Indes bewahrte der Marquis noch immer sein geheimnisvolles Lächeln, wenn er Felicité anschaute. Dieser kleine Greis war zu schlau, um nicht zu begreifen, wohin Frankreich steuerte. Er war einer der ersten, die den Anzug des Kaiserreiches witterten. Als später die gesetzgebende Körperschaft in öffentlichem Gezänk ihre Kräfte verzettelte, als selbst die Orleanisten und Legitimisten stillschweigend sich mit dem Gedanken an einen Staatsstreich vertraut machten, sagte sich der Marquis, daß das Spiel entschieden verloren sei. Übrigens war er der einzige, der die Lage klar beurteilte. Vuillet fühlte wohl, daß die Sache Heinrichs V., die er in seiner Zeitung verfocht, allen Halt verlor, aber was lag ihm daran? Es genügte ihm, eine gehorsame Kreatur des Klerus zu sein. Seine ganze Politik ging darauf hinaus, so viel Rosenkränze und Heiligenbilder wie möglich unter die Leute zu bringen. Was Roudier und Granoux betrifft, so lebten sie in Schrecken und Blindheit. Es war nicht sicher, daß sie eine Meinung hatten; sie wollten vor allem in Ruhe essen und schlafen; das war der Punkt, wo ihre politischen Bestrebungen eine Grenze fanden. Der Marquis erschien indes regelmäßig im Hause der Rougon, auch dann, als er seine Hoffnungen gescheitert sah. Die Sache machte ihm Spaß. Der Zusammenstoß der Meinungen, dieses Auskramen von spießbürgerlichen Tölpeleien bereiteten ihm allabendlich ein vergnügliches Schauspiel. Ihn überlief eine Gänsehaut, wenn er daran dachte, den Abend in dem Kämmerlein zuzubringen, das er durch die Gnade des Grafen Valqueyras bewohnte. Mit boshafter Freude bewahrte er für sich die Überzeugung, daß die Stunde der Bourbonen noch nicht geschlagen habe; Er tat, als sehe er nichts, arbeitete nach wie vor am Triumph der Rechtmäßigkeit und stellte sich dem Klerus und dem Adel zur Verfügung. Die neue Taktik Peters hatte er am ersten Tage durchschaut und glaubte, Felicité sei die Mitschuldige ihres Gatten.

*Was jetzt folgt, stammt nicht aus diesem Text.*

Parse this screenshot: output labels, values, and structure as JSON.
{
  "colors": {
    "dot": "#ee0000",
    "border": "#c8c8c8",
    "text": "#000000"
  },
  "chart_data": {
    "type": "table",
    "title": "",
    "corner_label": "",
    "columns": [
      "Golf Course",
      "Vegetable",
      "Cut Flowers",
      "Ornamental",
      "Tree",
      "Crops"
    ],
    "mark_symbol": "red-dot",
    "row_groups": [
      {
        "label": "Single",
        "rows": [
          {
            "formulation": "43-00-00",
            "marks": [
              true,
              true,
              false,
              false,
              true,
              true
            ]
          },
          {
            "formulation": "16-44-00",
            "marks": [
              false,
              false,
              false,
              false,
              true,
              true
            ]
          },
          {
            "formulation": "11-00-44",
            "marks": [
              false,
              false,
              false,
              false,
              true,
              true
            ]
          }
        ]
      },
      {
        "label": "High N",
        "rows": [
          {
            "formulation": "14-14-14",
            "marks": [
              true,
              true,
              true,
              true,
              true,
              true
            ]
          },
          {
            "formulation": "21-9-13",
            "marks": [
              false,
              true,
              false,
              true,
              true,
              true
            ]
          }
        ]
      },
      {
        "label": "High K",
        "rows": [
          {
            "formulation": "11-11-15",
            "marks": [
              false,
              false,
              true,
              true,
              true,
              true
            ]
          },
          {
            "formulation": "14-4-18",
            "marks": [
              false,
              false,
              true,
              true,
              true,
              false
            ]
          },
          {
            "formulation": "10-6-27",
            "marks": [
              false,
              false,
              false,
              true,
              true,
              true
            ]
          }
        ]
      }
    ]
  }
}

Als er eines Abends als erster ankam, fand er die alte Frau allein in dem Salon.
Nun, Kleine, fragte er mit seiner lächelnden Vertraulichkeit, gehen eure Angelegenheiten gut? Weshalb, zum Henker, tust du mir gegenüber so geheim?
Ich tue nicht geheim, erwiderte Felicitè nachdenklich.
Ei, ei, sie glaubt einen alten Fuchs meines Schlages täuschen zu können! Betrachte mich doch als einen Freund, mein Kind. Ich bin vielleicht bereit, euch im geheimen zu unterstützen. Sei doch offen gegen mich.
Felicité hatte einen Lichtblick. Sie selbst hatte nichts zu sagen, aber sie würde vielleicht alles erfahren, wenn sie geschickt zu schweigen verstände.
Du lächelst? fuhr Herr von Carnavant fort; das ist der Anfang eines Geständnisses. Ich dachte mir wohl, daß du hinter deinem Gatten stündest. Peter ist zu schwerfällig, um den hübschen kleinen Verrat zu ersinnen, den ihr vorbereitet. Fürwahr, ich wünsche von ganzem Herzen, daß die Bonaparte euch das geben, was ich von den Bourbonen für euch gefordert hätte.
Dieser einfache Satz bestätigte die Vermutungen, die die alte Frau seit langer Zeit gehegt hatte.
Prinz Louis Napoleon hat alle Aussichten, nicht wahr? fragte sie lebhaft.
Wirst du mich verraten, wenn ich dir sage, daß ich es glaube?